Sedangkan kami berlima melanjutkan obrolan kami ngalor-ngidul nggak jelas. Mulai dari membahas anak baru di sekolah kami lumayan ganteng itu, sampai membahas anak kelinci Mey yang keluyuran sampai malem. Hal yang terpenting dari semuanya adalah quality time yang kita dapatkan.
***
Bang Kevin sering bilang kalo aku udah kumpul sama temen-temenku berisiknya bukan main. Aku rasa dia salah. Dia dan teman-temannya lebih berisik dariku. Paling-paling aku hanya bergosip ria dengan teman-temanku, nggak mungkin kan kita bergosip kenceng-kenceng. Sedangkan dia dan teman-temannya, berisiknya minta ampun entah apa yang mereka bahas. Tapi sungguh ini sangat berisik.
Aku putuskan untuk membaca wattpad saja di teras. Mereka berkumpul di halaman belakang, setidaknya suara bising mereka tidak terlalu terdengar di teras. Last love, sebuah cerita tentang kekuatan takdir. Dimana akhirnya ketulusan menjadi pemenangnya. Aku suka cerita ini. Sangat suka.

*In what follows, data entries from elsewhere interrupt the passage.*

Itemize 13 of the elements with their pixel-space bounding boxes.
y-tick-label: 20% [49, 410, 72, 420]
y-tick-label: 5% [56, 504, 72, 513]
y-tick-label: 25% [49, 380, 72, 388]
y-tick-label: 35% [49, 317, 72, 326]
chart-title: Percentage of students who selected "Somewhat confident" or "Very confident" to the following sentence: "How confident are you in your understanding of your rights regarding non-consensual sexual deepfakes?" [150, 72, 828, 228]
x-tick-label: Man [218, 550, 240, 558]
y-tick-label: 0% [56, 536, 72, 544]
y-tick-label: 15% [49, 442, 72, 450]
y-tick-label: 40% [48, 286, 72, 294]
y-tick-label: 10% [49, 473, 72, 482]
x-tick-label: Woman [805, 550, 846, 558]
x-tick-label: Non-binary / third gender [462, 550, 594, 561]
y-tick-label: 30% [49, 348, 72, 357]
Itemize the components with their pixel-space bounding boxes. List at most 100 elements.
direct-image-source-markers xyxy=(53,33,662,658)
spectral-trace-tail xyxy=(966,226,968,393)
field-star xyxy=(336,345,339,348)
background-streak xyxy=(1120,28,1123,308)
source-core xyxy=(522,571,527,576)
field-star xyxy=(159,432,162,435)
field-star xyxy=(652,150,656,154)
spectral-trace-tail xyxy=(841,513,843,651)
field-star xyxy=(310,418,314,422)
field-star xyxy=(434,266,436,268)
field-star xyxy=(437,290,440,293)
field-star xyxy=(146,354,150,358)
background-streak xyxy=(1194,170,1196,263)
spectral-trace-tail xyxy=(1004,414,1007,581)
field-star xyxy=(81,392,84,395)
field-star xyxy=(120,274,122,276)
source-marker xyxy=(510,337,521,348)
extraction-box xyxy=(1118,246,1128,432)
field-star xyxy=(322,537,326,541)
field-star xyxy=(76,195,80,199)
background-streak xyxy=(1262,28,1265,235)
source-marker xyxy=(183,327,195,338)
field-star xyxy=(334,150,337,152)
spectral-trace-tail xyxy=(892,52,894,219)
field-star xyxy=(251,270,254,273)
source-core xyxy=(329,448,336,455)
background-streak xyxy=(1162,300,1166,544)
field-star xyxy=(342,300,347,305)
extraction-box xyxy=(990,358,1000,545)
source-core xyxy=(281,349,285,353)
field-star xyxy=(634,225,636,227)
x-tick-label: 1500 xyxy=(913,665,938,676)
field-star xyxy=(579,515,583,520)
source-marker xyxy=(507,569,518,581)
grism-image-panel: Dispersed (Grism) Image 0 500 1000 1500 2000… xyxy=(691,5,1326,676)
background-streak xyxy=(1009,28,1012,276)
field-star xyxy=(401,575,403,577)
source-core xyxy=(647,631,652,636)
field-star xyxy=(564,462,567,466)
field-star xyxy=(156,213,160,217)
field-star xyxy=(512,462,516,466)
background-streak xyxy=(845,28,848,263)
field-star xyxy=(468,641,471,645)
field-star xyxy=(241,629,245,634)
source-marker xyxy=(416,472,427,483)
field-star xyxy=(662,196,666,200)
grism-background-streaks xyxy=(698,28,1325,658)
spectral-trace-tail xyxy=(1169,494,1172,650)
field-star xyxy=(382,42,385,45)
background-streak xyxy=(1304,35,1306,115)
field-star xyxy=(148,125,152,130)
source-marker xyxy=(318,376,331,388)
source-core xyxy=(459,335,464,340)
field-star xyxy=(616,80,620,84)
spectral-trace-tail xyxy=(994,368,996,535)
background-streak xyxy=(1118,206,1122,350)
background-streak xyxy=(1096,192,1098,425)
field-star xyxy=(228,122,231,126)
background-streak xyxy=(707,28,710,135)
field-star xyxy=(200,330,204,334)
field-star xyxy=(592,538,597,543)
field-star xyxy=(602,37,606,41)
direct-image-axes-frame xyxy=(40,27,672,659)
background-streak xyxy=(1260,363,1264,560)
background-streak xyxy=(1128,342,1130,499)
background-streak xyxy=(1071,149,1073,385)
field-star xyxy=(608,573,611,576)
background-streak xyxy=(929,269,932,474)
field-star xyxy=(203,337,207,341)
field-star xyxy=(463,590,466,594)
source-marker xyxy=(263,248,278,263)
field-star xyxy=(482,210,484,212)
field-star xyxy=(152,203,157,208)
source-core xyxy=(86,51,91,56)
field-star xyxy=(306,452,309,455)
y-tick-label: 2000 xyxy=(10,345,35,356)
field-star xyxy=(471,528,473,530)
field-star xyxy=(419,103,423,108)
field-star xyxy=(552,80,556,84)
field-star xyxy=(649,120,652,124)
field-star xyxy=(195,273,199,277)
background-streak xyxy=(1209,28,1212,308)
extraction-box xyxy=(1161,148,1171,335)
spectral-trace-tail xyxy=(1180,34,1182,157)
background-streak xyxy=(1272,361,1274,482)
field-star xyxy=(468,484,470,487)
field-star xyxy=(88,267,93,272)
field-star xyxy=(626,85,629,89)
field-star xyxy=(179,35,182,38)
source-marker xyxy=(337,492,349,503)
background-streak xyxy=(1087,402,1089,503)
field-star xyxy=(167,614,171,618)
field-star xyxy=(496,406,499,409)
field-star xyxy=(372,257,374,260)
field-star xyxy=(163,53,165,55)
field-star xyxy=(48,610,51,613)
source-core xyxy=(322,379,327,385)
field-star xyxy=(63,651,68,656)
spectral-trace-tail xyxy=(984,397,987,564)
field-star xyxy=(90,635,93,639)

“Hai!” sapa seseorang dari balik pagar rumahku.
Aku mendekat, mungkin temannya Abangku. “Bang Kevinnya di halaman belakang!” Sahutku sambil membukakan pagar setinggi satu meter itu.
Tapi dia tak masuk setelah aku membukakan pagar, dia malah menatapku.
“Hey! Bang Kevinnya di belakang sama yang lainnya!” pekikku sekali lagi.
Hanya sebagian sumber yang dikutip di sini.